Contributor Biography

Jared Randall is a writer of poetry, fiction, and essays, production editor for the journal Rethinking Marxism, and cohost of Overdetermined: A Rethinking Marxism Podcast. He teaches various forms of writing at Western Michigan University. He is author of the poetry collection Apocryphal Road Code (Salt Publishing, 2010) and other writings available in print and online. 

Trinity Lost

It is too much for you to bend

you will break and you know

it.

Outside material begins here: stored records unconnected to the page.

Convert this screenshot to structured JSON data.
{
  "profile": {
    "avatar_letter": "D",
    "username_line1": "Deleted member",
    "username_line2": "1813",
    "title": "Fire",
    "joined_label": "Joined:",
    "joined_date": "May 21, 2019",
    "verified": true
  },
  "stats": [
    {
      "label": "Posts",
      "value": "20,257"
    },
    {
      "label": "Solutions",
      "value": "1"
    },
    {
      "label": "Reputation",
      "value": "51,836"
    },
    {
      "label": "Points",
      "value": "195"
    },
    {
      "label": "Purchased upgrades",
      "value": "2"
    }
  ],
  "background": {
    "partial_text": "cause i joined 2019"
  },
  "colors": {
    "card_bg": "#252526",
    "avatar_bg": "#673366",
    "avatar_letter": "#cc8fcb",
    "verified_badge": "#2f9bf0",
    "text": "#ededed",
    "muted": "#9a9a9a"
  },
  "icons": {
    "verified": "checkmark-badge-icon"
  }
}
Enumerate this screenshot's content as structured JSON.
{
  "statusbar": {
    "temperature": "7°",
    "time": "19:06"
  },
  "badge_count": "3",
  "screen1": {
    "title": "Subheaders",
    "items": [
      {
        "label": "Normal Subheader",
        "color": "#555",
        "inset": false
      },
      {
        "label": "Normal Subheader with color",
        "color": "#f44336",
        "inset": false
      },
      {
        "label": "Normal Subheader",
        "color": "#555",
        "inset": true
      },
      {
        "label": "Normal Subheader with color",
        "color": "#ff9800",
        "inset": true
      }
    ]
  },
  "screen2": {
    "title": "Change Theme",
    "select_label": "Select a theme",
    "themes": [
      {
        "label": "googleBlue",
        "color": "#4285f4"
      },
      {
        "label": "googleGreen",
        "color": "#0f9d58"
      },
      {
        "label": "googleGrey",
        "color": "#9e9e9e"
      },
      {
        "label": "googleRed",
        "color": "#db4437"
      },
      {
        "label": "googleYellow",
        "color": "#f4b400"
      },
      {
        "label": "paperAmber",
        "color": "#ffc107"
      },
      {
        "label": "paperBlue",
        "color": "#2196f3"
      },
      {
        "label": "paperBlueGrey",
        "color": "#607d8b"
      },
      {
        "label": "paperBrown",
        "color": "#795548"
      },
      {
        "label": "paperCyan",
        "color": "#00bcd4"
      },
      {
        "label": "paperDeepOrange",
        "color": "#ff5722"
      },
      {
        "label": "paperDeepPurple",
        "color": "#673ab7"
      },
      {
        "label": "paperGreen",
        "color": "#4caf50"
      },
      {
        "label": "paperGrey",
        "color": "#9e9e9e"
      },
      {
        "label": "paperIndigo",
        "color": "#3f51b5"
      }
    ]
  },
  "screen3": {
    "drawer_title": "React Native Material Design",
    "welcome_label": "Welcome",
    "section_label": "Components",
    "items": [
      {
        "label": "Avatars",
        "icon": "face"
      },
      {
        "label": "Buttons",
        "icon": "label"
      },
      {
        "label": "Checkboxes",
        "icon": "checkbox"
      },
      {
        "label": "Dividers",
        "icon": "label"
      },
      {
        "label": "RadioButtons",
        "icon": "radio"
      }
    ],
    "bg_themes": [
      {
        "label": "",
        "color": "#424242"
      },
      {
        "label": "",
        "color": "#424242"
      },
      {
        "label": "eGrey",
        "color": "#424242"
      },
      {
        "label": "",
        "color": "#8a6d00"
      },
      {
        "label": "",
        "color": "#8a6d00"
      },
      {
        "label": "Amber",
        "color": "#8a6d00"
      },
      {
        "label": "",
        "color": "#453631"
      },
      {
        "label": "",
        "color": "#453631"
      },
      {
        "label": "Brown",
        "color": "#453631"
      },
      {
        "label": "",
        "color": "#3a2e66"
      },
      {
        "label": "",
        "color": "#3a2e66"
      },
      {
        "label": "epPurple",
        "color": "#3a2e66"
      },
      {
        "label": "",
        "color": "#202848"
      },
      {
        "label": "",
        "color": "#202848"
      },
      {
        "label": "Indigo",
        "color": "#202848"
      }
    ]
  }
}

You know the deep hurt 

 

is coming but you will break

you will not bend your religion

to small things: kneeling to a child 

 

for a laugh, wearing a mask too,

admitting that maybe you could be

wrong. But no, your brain holds 

 

the cosmos in its hand: “I got

the whole world in my hands,

I got the whole wide world…”

 

       stalled at your feet. 

you get to say if and when and how you  

hold on, lives gripped and squeezed 

 

white-knuckled, sweat-palmed, sorted 

to your mind’s sole eye, the world 

where you left it: flip-flops, Reaganomics, 

 

extended Apocalypse knocking the door 

on grandfather’s radioed lips, AM-tuned

since 1980. See traces, the cosmic microwave 

 

background to your universal trauma moment

no golden record could capture, 

 

[maybe like mine: a belt 

slaps bare ass; tears; confusing

embrace] 

 

          transmit, 

your first best Trinity flung spaceward, gaslit: 

 

The honesty to see; 

The courage to admit; 

The love of dear ones 

 

over pundits, proselytizers, profiteers.